19. Passing the interview

“In a one-click-please-answer-me-now world where Google is at the top of the food chain in technology, it is expected that one can easily answer the questions cited. But no, it’s not the case.”

NOBODY LIKES to be rejected. It is an innate need for us to be accepted, appreciated, and valued by other people. It’s one of the reasons why there’s awarding ceremonies, recognition days, and ‘best’ and ‘most outstanding’ titles that the world societies give to deserving individuals.

But we’ve all gone through it or faced it. A simple job interview maybe weeks or months after school or college graduation. By then, with all the might that we have, we faced men and women in suits, ties, and leather shoes. It’s no longer a joke. Everything’s real and we’ve got to cope or else we’ll be left behind in life.

Come to think of it. For more than a decade, we’ve unconsciously prepared for this momentous event. Yes, we want to be successful, to earn money, to buy everything that we want. We want to enjoy, be in a more comfortable position, and sip hot green tea in an island in the Pacific. We crave for meaning among the millions of things around us. But nobody told us the Dos and Don’ts in an interview.

Hearts pumping. Sweats everywhere. Minds juggling.

What are your weaknesses? How about your strengths? Where do you see yourself 5 years from now? What is your greatest achievement? Why do you want to work here? Why should we hire you?

In a one-click-please-answer-me-now world where Google is at the top of the food chain in technology, it is expected that one can easily answer the questions cited. But no, it’s not the case. Because some of us memorize what we’ve got to say for the Big Day, we forget the essentials why managers and executives sit down to talk to us (some do it over Skype or through a telephone call). One can easily sense if the provided was based on a script in a computer or smartphone somewhere. The interviewers are not dumb to fail in measuring you up. Interviews happen to gauge you, your values, your virtues, your principles, your outlook, and you, the whole package. Accepting you means saying yes to a future that they cannot foresee with your talents and capabilities. It’s a form of investment.

Failing an interview happens. It happens to those who are not qualified or to those who did not prepare: being oblivious, not following the dress code, being impolite, unorganized resume, missing documents, wandering mind. To be accepted and appreciated and valued is something that we all long for. But first, we should ask: Do I really want this? Did I make the necessary preparations? Can I imagine myself working in this corporation, company, or entity?

It is not easy to pass an interview. But if you’re chosen and if you’re deserving of a nod, of a yes, of the opportunity, expect that you’ll exit the door with a smile on your face or you’ll wave goodbye at the person on the other side of the screen with gratitude in your heart.

10. Impromptu hosting

“You have to be sensitive to their needs like a mother to her child; be aware when to emphasize your thoughts and ideas.”

HAVE YOU ever been asked to be the instant host of an event?  Well, it’s thrilling. But if it’s in your blood, you should always be ready.
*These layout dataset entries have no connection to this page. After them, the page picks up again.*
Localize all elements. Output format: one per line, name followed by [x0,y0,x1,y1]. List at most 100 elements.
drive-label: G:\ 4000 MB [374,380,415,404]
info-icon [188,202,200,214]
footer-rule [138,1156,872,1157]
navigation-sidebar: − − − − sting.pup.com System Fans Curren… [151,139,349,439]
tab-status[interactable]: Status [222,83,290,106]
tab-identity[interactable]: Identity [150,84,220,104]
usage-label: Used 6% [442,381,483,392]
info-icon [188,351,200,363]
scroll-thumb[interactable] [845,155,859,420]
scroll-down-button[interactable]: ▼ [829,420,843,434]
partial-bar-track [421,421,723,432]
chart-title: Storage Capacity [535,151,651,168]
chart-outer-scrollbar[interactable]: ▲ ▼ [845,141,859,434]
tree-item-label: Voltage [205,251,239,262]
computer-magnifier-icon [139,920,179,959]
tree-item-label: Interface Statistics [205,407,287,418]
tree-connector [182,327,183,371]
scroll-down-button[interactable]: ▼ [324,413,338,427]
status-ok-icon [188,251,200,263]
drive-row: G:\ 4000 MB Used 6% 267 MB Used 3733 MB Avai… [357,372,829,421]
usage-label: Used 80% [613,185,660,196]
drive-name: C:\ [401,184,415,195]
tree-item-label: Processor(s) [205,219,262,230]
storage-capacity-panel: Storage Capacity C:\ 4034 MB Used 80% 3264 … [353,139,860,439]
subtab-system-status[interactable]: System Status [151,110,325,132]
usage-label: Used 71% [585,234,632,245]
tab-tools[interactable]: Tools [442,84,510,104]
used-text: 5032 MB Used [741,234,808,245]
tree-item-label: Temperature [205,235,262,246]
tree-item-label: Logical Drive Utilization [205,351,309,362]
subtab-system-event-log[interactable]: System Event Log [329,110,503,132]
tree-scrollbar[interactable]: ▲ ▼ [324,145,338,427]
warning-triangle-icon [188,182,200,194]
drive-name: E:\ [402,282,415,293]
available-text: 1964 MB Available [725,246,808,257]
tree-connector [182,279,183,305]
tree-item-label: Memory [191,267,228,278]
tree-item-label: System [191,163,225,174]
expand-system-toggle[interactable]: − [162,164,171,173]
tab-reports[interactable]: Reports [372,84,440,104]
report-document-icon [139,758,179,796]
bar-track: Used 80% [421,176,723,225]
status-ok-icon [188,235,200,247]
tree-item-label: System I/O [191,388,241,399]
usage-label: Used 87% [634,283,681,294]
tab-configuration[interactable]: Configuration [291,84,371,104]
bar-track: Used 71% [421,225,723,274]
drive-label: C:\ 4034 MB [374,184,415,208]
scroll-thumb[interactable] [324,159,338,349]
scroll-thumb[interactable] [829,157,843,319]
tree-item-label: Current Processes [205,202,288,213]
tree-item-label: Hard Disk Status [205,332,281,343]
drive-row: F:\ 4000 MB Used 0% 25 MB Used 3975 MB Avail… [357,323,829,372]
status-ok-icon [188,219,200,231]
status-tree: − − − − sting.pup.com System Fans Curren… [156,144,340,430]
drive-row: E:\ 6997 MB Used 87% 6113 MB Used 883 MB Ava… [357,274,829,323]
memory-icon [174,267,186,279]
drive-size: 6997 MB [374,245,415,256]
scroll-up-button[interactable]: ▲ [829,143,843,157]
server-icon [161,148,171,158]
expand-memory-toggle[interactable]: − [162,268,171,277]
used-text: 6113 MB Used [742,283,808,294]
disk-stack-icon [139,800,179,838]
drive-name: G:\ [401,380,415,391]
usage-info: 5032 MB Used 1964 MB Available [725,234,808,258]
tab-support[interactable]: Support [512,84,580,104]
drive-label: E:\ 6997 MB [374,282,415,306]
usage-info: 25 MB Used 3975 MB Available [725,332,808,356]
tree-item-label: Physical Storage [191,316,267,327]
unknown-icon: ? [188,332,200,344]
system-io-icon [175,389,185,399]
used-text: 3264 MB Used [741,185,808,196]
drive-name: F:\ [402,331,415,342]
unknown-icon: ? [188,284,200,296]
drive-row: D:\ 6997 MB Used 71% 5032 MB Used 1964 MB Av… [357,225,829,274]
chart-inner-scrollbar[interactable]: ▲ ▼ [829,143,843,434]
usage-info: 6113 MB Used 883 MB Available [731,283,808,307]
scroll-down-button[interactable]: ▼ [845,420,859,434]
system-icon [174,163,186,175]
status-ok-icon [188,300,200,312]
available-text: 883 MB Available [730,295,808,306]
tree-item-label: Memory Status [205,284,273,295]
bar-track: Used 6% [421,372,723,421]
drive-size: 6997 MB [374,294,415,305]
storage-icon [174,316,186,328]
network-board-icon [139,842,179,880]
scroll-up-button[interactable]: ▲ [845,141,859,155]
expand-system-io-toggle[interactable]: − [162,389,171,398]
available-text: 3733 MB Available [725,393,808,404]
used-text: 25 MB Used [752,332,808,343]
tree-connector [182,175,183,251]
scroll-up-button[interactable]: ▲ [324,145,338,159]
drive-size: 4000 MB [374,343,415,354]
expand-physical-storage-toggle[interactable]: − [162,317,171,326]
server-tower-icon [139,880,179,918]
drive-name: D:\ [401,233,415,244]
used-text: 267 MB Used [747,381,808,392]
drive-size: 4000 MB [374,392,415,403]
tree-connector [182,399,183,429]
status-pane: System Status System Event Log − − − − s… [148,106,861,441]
It should not be a burden to you.

It brings a different feeling whenever you stand in front of a lot of people. Their eyes are glued to you. Their ears and minds waiting for your every move and instruction. It’s about being in control and a catalyst for laughter to surface in a room of desserts and awards.

Conjunctions are essential; witty lines are required. As the life of the show, you must have a mastery of what’s supposed to happen next. But as an impromptu host, the challenge is tenfold. You have to gather in less than 2 minutes all of the information that you can get. You have to familiarize yourself with the kind of audience you have: their likes and dislikes, their inhibitions, the limits in culture and religion. Or else, you’ll fail without you knowing it. You have to be sensitive to their needs like a mother to her child; be aware when to emphasize your thoughts and ideas. Timing is a valuable commodity; facial expression matters.

After all, hosting is acting. It’s a performance for the audience to have a good time, to enjoy and forget some sections of their lives. Yes, even if you’re notified shortly by your boss while sitting next to her in between your sessions with your mud pie topped with vanilla ice cream.